Aortic root translocation with ventricular septal defect and pulmonary stenosis repair (ie, Nikaidoh procedure); with reimplantation of 1 or both coronary ostia

© Copyright 2026 American Medical Association. All rights reserved.

Common Language Description

The Nikaidoh procedure, designated by CPT® Code 33783, is a complex surgical intervention aimed at correcting specific congenital heart defects, particularly those involving transposition of the great arteries (TGA), ventricular septal defect (VSD), and pulmonary stenosis (PS). This procedure is essential for patients who present with these intricate cardiac anomalies, as it addresses the abnormal connections and flow of blood within the heart. The surgery involves a median sternotomy, which is a surgical incision made along the sternum to provide access to the heart and surrounding great vessels. During the operation, a patch graft is harvested from the pericardium, the fibrous sac surrounding the heart, to aid in the reconstruction of the heart's anatomy. To facilitate the procedure, cardiopulmonary bypass is initiated through bicaval cannulation, allowing the heart to be temporarily stopped while blood is diverted through a heart-lung machine.

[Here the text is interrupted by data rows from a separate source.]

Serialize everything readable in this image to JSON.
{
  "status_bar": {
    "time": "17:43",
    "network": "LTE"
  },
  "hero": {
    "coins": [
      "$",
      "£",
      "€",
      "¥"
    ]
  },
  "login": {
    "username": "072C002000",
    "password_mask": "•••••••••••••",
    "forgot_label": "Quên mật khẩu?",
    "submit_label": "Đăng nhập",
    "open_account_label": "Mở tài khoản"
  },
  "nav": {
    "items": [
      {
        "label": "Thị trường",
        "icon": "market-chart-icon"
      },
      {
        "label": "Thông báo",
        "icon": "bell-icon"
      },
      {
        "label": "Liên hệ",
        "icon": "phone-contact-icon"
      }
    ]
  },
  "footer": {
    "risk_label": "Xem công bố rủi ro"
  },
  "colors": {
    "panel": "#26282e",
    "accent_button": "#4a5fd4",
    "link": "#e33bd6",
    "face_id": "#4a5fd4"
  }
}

Cardioplegia, a method used to induce temporary cardiac arrest, is then administered to protect the heart muscle during the surgery. The surgical steps include mobilizing the proximal coronary arteries, incising the right ventricle, and separating the aortic root from the right ventricle. The pulmonary artery is transected, and the infundibular septum is divided to allow for proper alignment and connection of the heart structures. The posterior aspect of the aortic root is sutured to the pulmonary valve annulus, while the anterior aspect is sutured over the ventricular septal defect, effectively closing the defect and redirecting blood flow. The ascending aorta is then transected, a small section is removed, and the aorta is reconfigured to prevent any bowing that could affect blood flow. A LeCompte maneuver is performed to reposition the ascending aorta behind the pulmonary artery, ensuring optimal anatomical alignment. Finally, the transected ends of the ascending aorta are sutured together, and a pericardial patch graft is utilized to reconstruct the right ventricular outflow tract, enlarging the hypoplastic main pulmonary artery to improve blood flow. This procedure is critical for restoring normal hemodynamics in patients with these congenital heart defects.